3. August 2021 - NEXTGENERATION - Anna Gyapjas

Wir befinden uns auf dem Gutshof Britz. Ich bin ein bisschen spät dran, vorne stehen schon Lina und Anuschka, die alle ankommende Kinder auf Corona testen, und zwei andere Mädchen mit Instrumentenkoffern über der Schulter, die sich offensichtlich ebenfalls verspätet haben. Das Mädchen mit den gelben T-Shirt und den Schlaghosen fällt mir sofort auf, da sie mich anlächelt. Auf dem Weg zum Workshop fragt sie mich, welches Instrument ich spiele. Ich antworte darauf, dass ich Klavier spiele, jedoch nicht im Juniororchester spiele, sondern bei einem Reporter Workshop teilnehme.  Angekommen, wird unserem Reporter Team von unserer Workshopleiterin erläutert, dass in dem Orchester 35 Kinder und Jugendliche im Alter von 7-20 Jahren aus der Musikschule Paul Hindemith in Neukölln im Jugendorchester spielen und in zwei Tagen ebenfalls 35 französische Schüler hier ankommen werden und gemeinsam mit den deutschen Schülern proben und dann anschließend im Konzerthaus am Gendarmenmarkt auftreten werden. Nach einer kleinen Kennenlernrunde und Planung des Workshops gehen wir auf den riesigen Innenhof. Dort sehen wir die große Orchestergruppe, wie sie merkwürdige Tänze mit französischer Musik im Hintergrund macht. Eine Einführung in die französische Sprache ist das, die von einer französische und einer deutschen Frau vom Institut Francais d’Allemagne angeboten wird. Wir werden die beiden am Freitag wiedersehen, wenn die Franzosen ankommen.
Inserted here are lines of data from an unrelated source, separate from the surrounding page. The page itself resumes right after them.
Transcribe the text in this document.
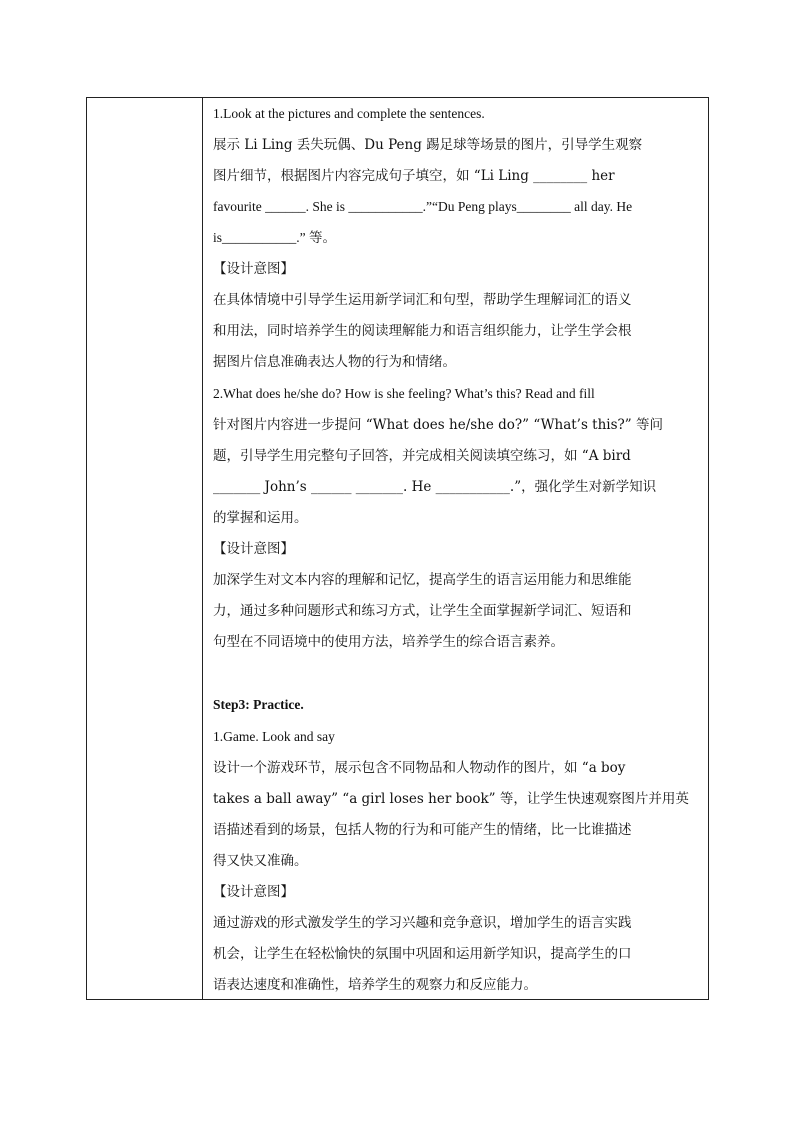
1.Look at the pictures and complete the sentences.
展示 Li Ling 丢失玩偶、Du Peng 踢足球等场景的图片，引导学生观察
图片细节，根据图片内容完成句子填空，如 “Li Ling ________ her
favourite ______. She is ___________.”“Du Peng plays________ all day. He
is___________.” 等。
【设计意图】
在具体情境中引导学生运用新学词汇和句型，帮助学生理解词汇的语义
和用法，同时培养学生的阅读理解能力和语言组织能力，让学生学会根
据图片信息准确表达人物的行为和情绪。
2.What does he/she do? How is she feeling? What’s this? Read and fill
针对图片内容进一步提问 “What does he/she do?” “What’s this?” 等问
题，引导学生用完整句子回答，并完成相关阅读填空练习，如 “A bird
_______ John’s ______ _______. He ___________.”，强化学生对新学知识
的掌握和运用。
【设计意图】
加深学生对文本内容的理解和记忆，提高学生的语言运用能力和思维能
力，通过多种问题形式和练习方式，让学生全面掌握新学词汇、短语和
句型在不同语境中的使用方法，培养学生的综合语言素养。
Step3: Practice.
1.Game. Look and say
设计一个游戏环节，展示包含不同物品和人物动作的图片，如 “a boy
takes a ball away” “a girl loses her book” 等，让学生快速观察图片并用英
语描述看到的场景，包括人物的行为和可能产生的情绪，比一比谁描述
得又快又准确。
【设计意图】
通过游戏的形式激发学生的学习兴趣和竞争意识，增加学生的语言实践
机会，让学生在轻松愉快的氛围中巩固和运用新学知识，提高学生的口
语表达速度和准确性，培养学生的观察力和反应能力。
Daraufhin gehen die Kinder in den „Kulturstall“, der komplett neu renoviert ist und sehr schön und nun zum Orchesterprobenraum wird. Dort zeigt uns der Dirigent Stefan Kelber uns unsere Plätze auf der Empore, von wo aus wir das ganze Jugendorchester sehen können. Wir besuchen sie an ihrem dritten Probentag. Ich bin erstaunt, es gibt sehr kleine Kinder die schon sehr gut spielen können. Ich finde das Mädchen mit dem gelben T-Shirt wieder, sie sitzt jetzt konzentriert hinter einer Plexiglasscheibe und spielt Klarinette. Neben ihr, mit viel Abstand, sitzt ein Junge, der ebenfalls Klarinette spielt. Die jungen Musiker*innen tragen eine Maske, wenn möglich und sitzen alle mit viel Abstand zu einander. Wir Reporterinnen können uns kaum vorstellen, wie noch weitere 35 Schüler in diesen Raum passen sollen. Die Organisatoren ebenfalls nicht, geben sie zu.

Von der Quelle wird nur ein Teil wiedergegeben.